Mazz: As baseball bumbles, it’s time to pick a side – yours
Just to be clear, you don’t have to pick a side. You don’t have to be with the owners. You don’t have to be with the players. In the fact, the only side you should really pick is yours.
Somewhat incredibly – but not really – baseball owners and players failed to come up with a new bargaining agreement yesterday, reaching a self-imposed deadline (by owners) that resulted in the cancellation of the first week of the 2022 Major League Baseball season. Before, during and after, baseball owners and players reacted with fingers, tweets and comments – all pointed – to control the damage from a game that can never seem to get out of its own way.
Here’s what they’re missing: their real battle isn’t with each other. It’s with you.

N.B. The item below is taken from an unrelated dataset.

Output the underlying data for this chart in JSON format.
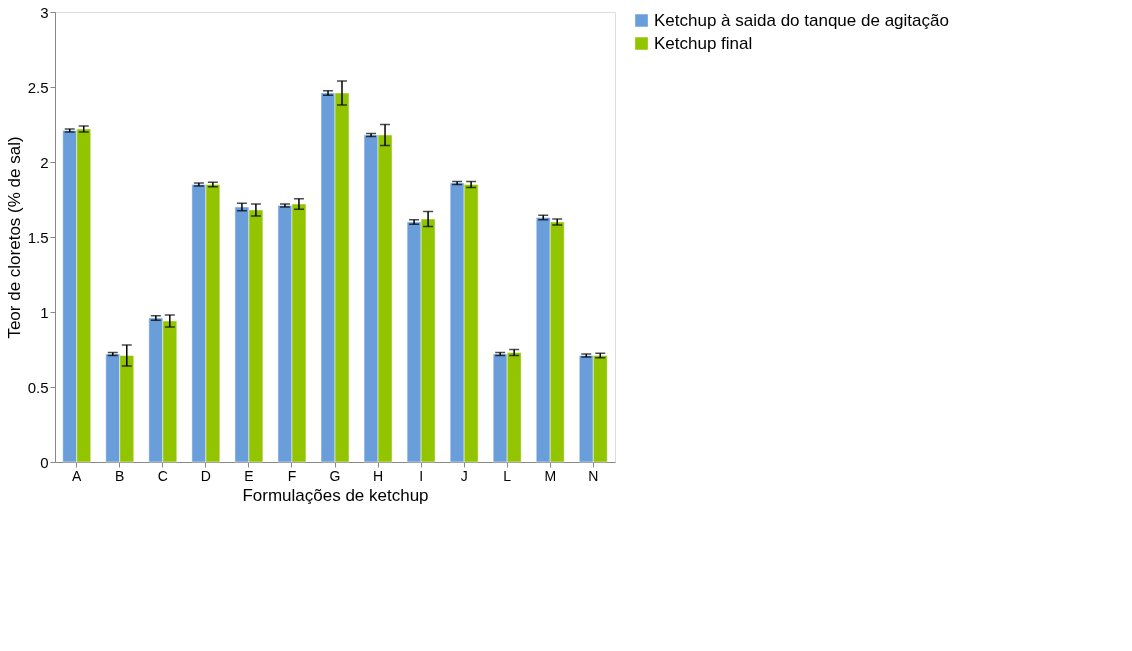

The game has neglected you for a long, long time now, and not a single person could blame you if you’re now numb beyond repair.
I’ve asked this repeatedly over recent years and I’ll ask it again: when is the last time baseball really gave you something? Shorter, crisper games? More action? Good entertainment value? Nope. None of the above. Baseball has gotten harder to watch, even harder to listen to, harder to tolerate. Over the last several years, baseball has all but demanded more of a commitment and more of your time in an age when everyone has less of both, which is a nice way of saying the sport has been oblivious to the wants and needs of the people who really pay them all.
The luxury tax threshold? The player arbitration pool? The minimum salary? Please. You don’t care and you shouldn’t. It doesn’t really affect you. What you care about is the product, which has been deteriorating. And when the sides can’t reach an agreement to give you a product that is now significantly inferior to others, well, it’s not just infuriating. It’s insulting.
Will I be back? Of course. In fact, I’ve never really left and I won’t – can’t – now. When you are a real fan of a sport, you don’t pick it as much as it picks you. That’s just the way we’re wired. But every relationship inevitably reaches a breaking point if and when one side does all of the taking and none of the giving, and that’s the way it feels now between baseball and anybody who might even remotely be a casual fan.
The games asks and asks … takes and takes.
So I’ll ask it again:
When is the last time the game truly, really gave you something?